クラブ試打 三者三様

タイトリスト TSR2 ドライバーを西川みさとが試打「前作よりハードに」

2022/11/22 07:35

タイトリスト「TSR2 ドライバー」の評価は!?

スピードと安定性の向上を目指すタイトリストの新作「TSR」シリーズ。なかでも直進性と寛容性が高いタイプとして、プロからアベレージゴルファーまで人気が高い「TSR2 ドライバー」は、形状がシャープに変化して構えやすくなったと評判だ。ヘッドスピード(以下HS)の異なる有識者3人が、前作「TSi2 ドライバー」と比べながら採点。まずはHS40m/s未満の女子プロ・西川みさとが試打評価を行った。

「ひと回りスッキリした形状がシビアさを増幅」

直進性の高さは証明されたものの 高さが思うように出ていなかった

―率直な印象は?
「そもそも『タイトリスト』ブランドは、HS30m/s台の私にとって、かなりハードでシビアな印象を持っていましたが、今作『TSR』は、そのイメージが顕著になった印象を受けます。私の力ではスピン量が足りず、思うようにボールが上がり切らない結果となってしまいました…」

キャッチコピーは『驚異のスピードと安定性』

―前作「TSi2」と比べると?
「今作のシビアさがより際立って感じられます。

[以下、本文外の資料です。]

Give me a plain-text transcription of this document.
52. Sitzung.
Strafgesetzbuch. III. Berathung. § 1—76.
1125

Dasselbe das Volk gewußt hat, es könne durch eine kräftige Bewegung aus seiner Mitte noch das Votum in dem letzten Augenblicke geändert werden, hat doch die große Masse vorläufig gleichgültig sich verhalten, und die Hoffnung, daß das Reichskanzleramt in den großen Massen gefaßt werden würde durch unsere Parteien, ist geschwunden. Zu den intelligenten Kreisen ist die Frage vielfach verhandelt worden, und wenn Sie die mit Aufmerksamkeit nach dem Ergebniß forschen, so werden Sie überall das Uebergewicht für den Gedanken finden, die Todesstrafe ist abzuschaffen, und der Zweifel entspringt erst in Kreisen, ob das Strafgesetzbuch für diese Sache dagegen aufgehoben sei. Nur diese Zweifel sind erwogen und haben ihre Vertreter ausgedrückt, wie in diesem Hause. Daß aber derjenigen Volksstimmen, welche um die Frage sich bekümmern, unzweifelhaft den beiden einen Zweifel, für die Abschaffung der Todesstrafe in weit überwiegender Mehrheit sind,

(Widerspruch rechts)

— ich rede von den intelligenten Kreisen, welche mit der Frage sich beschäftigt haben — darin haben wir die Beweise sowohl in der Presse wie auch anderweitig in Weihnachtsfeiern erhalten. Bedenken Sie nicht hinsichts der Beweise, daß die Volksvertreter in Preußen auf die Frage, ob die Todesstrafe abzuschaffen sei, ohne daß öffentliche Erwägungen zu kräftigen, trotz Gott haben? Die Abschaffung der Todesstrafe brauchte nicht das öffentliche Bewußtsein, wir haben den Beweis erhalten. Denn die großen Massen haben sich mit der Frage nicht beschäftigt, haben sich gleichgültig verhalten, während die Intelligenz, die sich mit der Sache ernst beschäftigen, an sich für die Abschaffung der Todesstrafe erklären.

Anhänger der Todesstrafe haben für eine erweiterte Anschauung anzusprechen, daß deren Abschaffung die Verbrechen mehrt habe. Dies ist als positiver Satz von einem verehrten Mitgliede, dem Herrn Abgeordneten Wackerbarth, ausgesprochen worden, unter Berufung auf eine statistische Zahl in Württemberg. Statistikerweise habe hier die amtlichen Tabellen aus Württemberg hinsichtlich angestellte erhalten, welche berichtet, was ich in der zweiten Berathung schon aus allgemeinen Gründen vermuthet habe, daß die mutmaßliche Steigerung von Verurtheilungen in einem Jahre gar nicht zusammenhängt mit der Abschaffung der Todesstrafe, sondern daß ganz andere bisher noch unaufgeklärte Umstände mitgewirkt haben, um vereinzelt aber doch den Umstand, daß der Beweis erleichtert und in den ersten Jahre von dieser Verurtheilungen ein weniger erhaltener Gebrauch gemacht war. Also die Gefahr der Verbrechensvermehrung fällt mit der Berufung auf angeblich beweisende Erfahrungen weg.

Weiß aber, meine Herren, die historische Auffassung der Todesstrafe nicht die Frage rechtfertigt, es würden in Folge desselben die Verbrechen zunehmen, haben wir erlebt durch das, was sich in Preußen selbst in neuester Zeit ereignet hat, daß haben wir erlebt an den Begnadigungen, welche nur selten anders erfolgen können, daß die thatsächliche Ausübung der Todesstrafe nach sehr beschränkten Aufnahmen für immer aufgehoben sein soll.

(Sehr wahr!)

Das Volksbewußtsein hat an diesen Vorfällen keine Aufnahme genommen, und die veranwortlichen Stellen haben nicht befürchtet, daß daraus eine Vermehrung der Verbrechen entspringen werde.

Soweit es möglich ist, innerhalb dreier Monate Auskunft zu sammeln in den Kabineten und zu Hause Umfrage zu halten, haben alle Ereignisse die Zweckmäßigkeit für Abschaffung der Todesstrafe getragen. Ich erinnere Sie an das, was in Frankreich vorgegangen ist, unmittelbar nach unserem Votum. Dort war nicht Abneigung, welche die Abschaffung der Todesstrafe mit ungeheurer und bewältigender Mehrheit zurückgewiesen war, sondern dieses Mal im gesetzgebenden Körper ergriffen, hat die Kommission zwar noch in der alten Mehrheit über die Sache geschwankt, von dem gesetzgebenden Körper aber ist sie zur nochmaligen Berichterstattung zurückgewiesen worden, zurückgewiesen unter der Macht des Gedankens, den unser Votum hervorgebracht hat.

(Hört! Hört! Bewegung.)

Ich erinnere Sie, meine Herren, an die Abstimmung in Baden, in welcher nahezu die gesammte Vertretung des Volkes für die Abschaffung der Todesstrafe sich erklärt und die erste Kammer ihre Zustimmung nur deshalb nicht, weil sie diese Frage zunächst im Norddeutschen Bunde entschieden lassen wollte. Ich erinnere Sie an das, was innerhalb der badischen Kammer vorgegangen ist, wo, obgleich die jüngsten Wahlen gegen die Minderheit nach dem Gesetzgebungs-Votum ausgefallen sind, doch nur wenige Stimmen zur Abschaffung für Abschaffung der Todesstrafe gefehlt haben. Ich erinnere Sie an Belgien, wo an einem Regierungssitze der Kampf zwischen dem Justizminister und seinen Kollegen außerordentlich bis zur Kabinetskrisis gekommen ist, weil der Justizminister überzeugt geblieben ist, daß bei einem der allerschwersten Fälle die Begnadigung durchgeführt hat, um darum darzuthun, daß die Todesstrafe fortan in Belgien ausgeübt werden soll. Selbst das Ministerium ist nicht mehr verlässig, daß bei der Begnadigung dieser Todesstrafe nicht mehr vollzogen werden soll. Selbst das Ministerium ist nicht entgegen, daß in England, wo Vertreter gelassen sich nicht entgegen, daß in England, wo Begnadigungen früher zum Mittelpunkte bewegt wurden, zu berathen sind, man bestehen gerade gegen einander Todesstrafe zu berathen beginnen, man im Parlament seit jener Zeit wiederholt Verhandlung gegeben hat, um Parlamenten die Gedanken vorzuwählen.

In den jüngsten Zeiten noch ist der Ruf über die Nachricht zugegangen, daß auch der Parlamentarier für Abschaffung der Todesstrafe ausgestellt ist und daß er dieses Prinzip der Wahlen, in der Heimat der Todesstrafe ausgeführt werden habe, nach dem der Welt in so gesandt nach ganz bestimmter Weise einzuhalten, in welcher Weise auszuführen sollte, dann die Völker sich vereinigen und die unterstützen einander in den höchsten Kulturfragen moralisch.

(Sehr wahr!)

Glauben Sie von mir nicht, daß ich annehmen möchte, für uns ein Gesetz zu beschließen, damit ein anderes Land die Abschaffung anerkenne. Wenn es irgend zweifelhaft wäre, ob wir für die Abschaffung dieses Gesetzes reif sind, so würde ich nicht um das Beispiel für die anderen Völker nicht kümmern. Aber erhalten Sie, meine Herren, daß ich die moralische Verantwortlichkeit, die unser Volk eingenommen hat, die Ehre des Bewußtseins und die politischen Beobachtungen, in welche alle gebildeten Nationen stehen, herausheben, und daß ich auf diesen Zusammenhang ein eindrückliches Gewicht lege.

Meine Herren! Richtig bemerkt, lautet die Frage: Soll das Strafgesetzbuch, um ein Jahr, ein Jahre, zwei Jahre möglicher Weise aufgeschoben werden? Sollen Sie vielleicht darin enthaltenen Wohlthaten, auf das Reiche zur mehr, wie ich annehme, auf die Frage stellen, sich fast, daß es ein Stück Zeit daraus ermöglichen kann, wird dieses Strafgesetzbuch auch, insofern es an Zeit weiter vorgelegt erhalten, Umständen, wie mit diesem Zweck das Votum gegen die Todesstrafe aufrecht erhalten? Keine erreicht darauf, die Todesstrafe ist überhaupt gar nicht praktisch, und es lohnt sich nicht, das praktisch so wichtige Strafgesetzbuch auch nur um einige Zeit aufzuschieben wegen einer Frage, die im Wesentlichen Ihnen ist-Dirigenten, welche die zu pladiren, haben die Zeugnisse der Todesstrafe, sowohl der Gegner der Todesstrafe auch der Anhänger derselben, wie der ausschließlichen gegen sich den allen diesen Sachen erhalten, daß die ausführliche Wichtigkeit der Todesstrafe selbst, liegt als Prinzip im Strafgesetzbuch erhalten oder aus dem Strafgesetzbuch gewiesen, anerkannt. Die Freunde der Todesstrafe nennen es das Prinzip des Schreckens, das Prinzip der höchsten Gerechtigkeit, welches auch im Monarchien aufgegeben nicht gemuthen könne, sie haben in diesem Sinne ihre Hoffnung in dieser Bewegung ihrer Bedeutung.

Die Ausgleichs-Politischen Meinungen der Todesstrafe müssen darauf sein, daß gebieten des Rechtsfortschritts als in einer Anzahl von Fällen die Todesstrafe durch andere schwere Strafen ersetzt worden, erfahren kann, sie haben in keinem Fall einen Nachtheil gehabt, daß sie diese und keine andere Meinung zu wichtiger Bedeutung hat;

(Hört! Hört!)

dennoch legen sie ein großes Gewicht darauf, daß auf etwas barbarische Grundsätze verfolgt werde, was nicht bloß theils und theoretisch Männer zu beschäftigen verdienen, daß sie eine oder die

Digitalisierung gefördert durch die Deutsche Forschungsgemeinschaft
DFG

特にアドレスして上から見た印象が、ひと回りスッキリした形状に変化しており、ターゲットに向けて構えやすく改善されて見えますが、その分、パワーの足りないプレーヤーには厳しく感じられる顔立ち。『TSi2』のほうが後方部分が長く、フェース下側のミスヒットに対しても、ボールを上げられる寛容性の高さを感じます」

空気の流れをスムーズにコントロールする「エアロダイナミクス」

―シビアな形状がスイングにも影響する?
「ひと回りスッキリした分、プレーヤーにも重心が前寄りになっていることが分かるため、『TSi2』よりインパクトの衝撃を強く入れないと、ナイスショットにつながらないという、“勝手な使命感”が頭をよぎってしまいます。両方ともスピン量は少ない結果(平均1892rpm、『TSi2』は2061rpm)でしたが、スピン量の差以上に、『TSR2』は振り切らないといけない焦りが生まれる。見た目の厳しいイメージから、無理して強引に振りにいってしまう危険性は高いと思います」

左が「TSR2」右が「TSi2」。わかりにくいが丸みを帯びている分「TSR2」のほうが小ぶりに見える

―打感は?
「程よい弾き感があり、しかもやわらかさを感じるボールへの食いつきも味わえるため、フィーリングとしては、そこまでハードに感じません。感触だけであれば、ボールを運べるイメージがすごく湧く、ソフトな打感です。結果としてハードな印象は残りますが、カチャカチャ機能が付いているので、ロフト角を上げて調整すれば、解消できるかもしれません」

フェース内側前面の肉厚差を精密に設計することで広範囲に高い反発力を実現

―低弾道ということは風の強い日に活躍しそう?
「確かに低弾道なので、アゲンストには強いように感じます。ただ、元々ボールが上がりきらないクラブで、強風の日に限定使用することは、余程ギアの知識に長けている人でない限り、リスクは大きいと思われます。スイングの観点でも、風の強い状況では、どうしても無理やり上げてしまいたくなるため、上がり切らないモデルをわざわざ選ぶことはおすすめできません」

「(試打した)ロフト角10度以上に上げた設定なら評価も変わるかも」と西川

―どのような人向き?
「スピン量が多めのパワーヒッター向きでしょうか。ここまでシビアさがあると、どんなにパワーがあっても、女性ゴルファーには厳しいかと思われます。HSは最低でも42m/s以上。年齢を特に定める必要はありませんが、クラブをある程度まで振り切れる方でないと、使いこなすには難しいでしょう」

飛距離&寛容性とも3.5点△の辛口評【総合評価3.8点】

【飛距離】3.5
【打 感】4.0
【寛容性】3.5
【操作性】4.0
【構えやすさ】4.0

・ロフト角:10度
・使用シャフト:TSP111 50(硬さSR)
・使用ボール:川口グリーンゴルフ専用レンジボール

取材協力/トラックマンジャパン株式会社、川口グリーンゴルフ

■ 西川みさと プロフィール

1977年7月10日生まれ、埼玉県出身。専大時代の1998年に「日本女子学生選手権」で優勝。大山志保古閑美保らとともにナショナルチームで海外大会に出場した。2002年のプロテスト合格後は、飛距離こそ出ないものの、ショートウッドを巧みに使う技巧派として、美しいスイングを武器にレギュラーツアーで人気を集めた。